Consideration of proposals
If the basic criteria have been met, the proposal will be passed to an English Heritage historian, who will carry out research for consideration by the Blue Plaques Panel at its next meeting. A letter will be sent to you confirming that your proposal will be considered by the Panel, and informing you of the month that the meeting is due to take place.
Once the Panel has considered your suggestion, and the minutes of the meeting have been agreed, you will be sent a letter informing you of English Heritage's decision.
The decision will be one of three things:
1. Suggestion has been shortlisted
If the Panel decides that the proposal merits a blue plaque, it will be shortlisted for final research (including the selection of a building for a plaque and the composition of an inscription).
Due to the high volume of suggestions for blue plaques which English Heritage receives, and the limited number we are able to erect each year, shortlisted suggestions at present spend around three years awaiting this detailed research.
2. Further research/time is required
In some instances, the Panel is unable to reach a decision.
It may be that further research is required in order to clarify the importance of the proposed person, or historical site or event, or that more time is required to allow the proposed individual’s reputation to settle or mature.
In the former case, you will be informed that further research will be carried out by an English Heritage historian, and in the latter case, you will be encouraged to submit the nomination again after a period of ten years.

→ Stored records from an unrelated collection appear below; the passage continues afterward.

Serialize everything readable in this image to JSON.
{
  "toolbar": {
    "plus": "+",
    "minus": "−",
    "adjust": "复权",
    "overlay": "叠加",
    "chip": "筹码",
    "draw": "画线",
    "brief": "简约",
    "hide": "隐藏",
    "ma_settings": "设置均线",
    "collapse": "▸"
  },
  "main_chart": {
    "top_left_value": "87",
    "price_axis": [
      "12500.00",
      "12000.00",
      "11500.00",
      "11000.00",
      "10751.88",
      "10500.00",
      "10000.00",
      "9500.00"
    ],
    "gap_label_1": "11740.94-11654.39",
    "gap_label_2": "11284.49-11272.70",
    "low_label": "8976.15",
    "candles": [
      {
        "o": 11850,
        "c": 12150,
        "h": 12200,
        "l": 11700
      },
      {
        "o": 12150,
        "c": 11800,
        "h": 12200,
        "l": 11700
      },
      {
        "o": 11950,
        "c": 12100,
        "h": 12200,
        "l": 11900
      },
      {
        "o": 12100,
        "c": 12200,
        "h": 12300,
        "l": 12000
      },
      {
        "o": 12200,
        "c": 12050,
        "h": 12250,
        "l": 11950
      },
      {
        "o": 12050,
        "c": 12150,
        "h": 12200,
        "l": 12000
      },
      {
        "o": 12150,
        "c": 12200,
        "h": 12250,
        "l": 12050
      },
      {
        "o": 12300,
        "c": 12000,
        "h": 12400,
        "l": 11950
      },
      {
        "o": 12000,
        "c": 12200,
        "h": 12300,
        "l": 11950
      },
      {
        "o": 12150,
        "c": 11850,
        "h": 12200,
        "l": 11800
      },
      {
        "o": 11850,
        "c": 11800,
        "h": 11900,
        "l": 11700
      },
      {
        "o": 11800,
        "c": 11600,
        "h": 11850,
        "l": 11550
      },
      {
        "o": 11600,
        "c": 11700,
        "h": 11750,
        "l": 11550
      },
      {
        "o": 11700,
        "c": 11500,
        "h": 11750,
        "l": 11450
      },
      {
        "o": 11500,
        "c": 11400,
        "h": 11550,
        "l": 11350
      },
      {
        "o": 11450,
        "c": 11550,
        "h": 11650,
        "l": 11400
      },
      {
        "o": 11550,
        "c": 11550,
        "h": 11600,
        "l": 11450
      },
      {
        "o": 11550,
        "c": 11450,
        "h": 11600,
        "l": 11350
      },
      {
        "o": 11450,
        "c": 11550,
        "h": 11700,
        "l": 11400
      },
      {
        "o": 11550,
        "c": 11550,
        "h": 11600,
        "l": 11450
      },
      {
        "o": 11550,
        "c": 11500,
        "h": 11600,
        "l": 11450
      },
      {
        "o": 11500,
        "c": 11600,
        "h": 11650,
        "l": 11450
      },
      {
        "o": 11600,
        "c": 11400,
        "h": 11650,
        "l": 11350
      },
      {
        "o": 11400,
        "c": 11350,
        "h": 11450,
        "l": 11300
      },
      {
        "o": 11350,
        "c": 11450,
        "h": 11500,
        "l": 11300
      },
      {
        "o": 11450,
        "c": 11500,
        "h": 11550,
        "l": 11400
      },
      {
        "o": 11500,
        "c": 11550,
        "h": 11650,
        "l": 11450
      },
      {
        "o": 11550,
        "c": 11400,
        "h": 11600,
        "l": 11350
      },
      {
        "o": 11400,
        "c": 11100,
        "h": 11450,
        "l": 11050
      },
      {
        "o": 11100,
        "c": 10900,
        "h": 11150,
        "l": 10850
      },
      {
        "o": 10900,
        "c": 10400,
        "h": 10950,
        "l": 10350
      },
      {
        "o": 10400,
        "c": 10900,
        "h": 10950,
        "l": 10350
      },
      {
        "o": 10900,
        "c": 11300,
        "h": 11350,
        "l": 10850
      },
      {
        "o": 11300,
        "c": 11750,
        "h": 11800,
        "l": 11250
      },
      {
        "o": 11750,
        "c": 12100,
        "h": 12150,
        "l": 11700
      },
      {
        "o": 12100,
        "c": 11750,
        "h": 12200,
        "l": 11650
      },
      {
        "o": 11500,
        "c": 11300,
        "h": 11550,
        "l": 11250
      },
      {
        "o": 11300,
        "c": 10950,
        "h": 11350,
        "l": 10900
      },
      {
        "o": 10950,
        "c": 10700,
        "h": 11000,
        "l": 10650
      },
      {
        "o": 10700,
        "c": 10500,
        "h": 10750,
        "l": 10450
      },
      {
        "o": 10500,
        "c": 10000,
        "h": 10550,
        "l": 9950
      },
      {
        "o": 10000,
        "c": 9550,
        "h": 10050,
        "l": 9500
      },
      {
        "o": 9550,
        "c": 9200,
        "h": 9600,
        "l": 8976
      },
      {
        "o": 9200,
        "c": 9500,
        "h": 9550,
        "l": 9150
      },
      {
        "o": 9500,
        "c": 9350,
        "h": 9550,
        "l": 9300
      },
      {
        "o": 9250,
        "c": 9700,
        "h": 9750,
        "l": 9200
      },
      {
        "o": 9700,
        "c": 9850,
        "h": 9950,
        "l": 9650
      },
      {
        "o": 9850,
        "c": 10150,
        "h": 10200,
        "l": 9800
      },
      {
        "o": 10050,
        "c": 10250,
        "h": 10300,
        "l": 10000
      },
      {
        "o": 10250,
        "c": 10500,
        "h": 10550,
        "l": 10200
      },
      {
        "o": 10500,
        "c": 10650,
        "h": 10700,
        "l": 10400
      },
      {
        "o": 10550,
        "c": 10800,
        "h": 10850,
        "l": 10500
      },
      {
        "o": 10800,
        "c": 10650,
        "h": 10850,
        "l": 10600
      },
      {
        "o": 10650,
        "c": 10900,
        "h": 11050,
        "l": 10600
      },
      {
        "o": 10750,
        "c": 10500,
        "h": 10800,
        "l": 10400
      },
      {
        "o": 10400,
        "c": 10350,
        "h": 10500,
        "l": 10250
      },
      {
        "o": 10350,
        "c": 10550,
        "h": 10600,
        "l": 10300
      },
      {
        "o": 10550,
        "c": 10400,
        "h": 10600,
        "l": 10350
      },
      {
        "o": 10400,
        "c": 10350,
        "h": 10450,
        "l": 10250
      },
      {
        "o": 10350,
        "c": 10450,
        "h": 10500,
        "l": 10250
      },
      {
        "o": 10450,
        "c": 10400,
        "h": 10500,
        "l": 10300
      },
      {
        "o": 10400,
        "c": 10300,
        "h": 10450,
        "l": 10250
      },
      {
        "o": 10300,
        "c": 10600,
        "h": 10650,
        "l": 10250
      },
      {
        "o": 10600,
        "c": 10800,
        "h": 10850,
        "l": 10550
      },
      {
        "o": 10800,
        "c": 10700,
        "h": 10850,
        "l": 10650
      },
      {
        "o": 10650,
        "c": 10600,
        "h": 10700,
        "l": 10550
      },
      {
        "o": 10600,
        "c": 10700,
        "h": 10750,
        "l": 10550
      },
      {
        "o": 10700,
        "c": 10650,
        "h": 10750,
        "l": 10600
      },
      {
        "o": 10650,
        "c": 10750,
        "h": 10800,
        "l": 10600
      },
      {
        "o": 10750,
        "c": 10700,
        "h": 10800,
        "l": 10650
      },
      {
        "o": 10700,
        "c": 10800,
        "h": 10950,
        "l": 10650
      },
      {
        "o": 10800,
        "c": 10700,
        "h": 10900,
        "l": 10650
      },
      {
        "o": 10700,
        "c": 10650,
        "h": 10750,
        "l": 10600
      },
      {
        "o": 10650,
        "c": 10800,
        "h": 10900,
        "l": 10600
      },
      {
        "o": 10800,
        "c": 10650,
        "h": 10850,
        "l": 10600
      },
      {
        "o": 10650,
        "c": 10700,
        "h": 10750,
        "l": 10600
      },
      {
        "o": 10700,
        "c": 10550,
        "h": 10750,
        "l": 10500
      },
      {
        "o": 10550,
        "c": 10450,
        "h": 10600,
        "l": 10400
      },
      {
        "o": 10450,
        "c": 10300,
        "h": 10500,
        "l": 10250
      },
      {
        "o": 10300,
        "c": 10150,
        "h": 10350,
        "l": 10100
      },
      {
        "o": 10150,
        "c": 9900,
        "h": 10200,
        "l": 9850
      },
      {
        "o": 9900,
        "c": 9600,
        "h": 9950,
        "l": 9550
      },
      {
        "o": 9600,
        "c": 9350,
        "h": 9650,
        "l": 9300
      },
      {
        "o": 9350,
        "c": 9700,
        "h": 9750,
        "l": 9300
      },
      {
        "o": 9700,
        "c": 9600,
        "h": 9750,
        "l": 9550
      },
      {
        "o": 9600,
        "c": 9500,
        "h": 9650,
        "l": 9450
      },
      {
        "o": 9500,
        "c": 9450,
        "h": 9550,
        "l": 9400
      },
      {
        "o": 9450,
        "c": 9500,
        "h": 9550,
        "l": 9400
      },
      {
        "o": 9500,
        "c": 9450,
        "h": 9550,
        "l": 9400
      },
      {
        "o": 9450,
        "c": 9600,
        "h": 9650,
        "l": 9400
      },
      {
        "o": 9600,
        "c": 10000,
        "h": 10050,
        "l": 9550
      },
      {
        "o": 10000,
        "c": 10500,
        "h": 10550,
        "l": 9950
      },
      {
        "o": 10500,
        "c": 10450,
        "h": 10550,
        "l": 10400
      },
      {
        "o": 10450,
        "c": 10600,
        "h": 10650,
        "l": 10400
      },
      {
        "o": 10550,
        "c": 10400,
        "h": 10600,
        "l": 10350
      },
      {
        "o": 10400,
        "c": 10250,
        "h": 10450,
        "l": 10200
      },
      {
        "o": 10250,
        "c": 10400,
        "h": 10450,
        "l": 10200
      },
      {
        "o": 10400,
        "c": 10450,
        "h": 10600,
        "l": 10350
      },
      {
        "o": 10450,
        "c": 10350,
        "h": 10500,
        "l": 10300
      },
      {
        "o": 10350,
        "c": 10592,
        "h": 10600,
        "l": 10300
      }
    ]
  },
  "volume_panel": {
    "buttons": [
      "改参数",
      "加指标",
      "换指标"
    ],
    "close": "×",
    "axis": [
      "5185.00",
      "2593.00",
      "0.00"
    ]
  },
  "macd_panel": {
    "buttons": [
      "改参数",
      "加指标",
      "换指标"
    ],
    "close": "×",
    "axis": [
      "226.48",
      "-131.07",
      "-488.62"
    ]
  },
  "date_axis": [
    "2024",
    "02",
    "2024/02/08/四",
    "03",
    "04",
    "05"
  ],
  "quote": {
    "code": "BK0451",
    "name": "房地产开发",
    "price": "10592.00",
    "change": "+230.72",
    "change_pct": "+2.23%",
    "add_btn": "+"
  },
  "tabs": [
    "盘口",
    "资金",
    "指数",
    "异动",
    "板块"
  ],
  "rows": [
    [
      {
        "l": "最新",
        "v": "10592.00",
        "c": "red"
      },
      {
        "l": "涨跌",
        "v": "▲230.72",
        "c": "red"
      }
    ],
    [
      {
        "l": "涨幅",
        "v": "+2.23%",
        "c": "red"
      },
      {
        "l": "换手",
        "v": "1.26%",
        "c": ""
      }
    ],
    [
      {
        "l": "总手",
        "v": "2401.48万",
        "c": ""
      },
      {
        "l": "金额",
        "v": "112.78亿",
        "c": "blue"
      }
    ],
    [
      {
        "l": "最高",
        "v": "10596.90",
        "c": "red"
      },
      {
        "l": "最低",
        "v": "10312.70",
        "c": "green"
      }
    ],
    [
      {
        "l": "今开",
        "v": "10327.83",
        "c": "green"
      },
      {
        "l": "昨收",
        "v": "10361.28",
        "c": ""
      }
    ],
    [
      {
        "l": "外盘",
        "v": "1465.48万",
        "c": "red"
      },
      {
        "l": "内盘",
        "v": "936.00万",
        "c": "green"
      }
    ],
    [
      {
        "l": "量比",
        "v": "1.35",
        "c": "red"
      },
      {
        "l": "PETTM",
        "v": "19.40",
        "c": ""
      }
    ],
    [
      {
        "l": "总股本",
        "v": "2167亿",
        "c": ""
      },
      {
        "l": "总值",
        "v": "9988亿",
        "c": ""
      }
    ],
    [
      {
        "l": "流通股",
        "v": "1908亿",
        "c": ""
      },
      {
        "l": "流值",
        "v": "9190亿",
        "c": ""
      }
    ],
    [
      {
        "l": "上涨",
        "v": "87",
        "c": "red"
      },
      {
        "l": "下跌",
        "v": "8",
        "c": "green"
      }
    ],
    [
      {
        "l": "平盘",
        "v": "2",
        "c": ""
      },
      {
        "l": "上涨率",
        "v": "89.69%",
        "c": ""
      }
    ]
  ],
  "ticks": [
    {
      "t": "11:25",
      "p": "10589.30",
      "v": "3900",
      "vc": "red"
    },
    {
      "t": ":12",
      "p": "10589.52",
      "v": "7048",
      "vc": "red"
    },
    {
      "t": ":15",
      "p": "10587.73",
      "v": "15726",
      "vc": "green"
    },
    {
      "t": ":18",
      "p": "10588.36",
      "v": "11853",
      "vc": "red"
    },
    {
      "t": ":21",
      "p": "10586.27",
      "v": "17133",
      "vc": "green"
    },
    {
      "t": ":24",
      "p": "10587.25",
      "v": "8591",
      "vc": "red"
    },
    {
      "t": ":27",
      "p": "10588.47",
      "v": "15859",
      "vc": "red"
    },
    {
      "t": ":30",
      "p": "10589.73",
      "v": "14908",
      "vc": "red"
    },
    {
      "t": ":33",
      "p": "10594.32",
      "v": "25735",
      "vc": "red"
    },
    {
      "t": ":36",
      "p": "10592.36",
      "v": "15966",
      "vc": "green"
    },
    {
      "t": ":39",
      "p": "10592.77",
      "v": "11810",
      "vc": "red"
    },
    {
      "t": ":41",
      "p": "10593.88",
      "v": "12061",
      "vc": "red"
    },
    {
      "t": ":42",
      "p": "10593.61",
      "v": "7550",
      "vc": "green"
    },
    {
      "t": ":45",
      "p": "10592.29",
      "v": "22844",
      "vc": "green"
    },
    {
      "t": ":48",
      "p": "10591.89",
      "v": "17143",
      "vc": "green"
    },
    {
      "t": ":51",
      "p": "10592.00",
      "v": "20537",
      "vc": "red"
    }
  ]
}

3. Suggestion has been unsuccessful
If your suggestion is turned down by the Panel, the application will proceed no further. Unsuccessful proposals cannot be reconsidered until ten years have passed from the date of rejection.
Once a proposal has reached the top of the shortlist, it is passed to an English Heritage historian who will undertake detailed research.
This pays particular attention to the various London addresses associated with the proposed person or place, in order to find the most appropriate location for commemoration. An inscription is then composed, and a position for the plaque on the chosen building suggested.
The historian's findings are considered by the Blue Plaques Panel, which may suggest changes to details such as the inscription before the work is endorsed.
Consents and Installation
Once detailed research has been finalised and approved, the Blue Plaques Team contacts the owners of the chosen building and asks whether they are happy to grant their consent to the blue plaque. Listed Building Consent may also be necessary.
The process of seeking owner consents can sometimes be lengthy.
Only if these consents are granted can the plaque go ahead at the chosen address. If consent of either type is refused an alternative address might be sought, if appropriate.
If consents are received, a plaque design is produced, and the plaque is manufactured, a process which takes about two months, and then installed, after which it might be formally unveiled.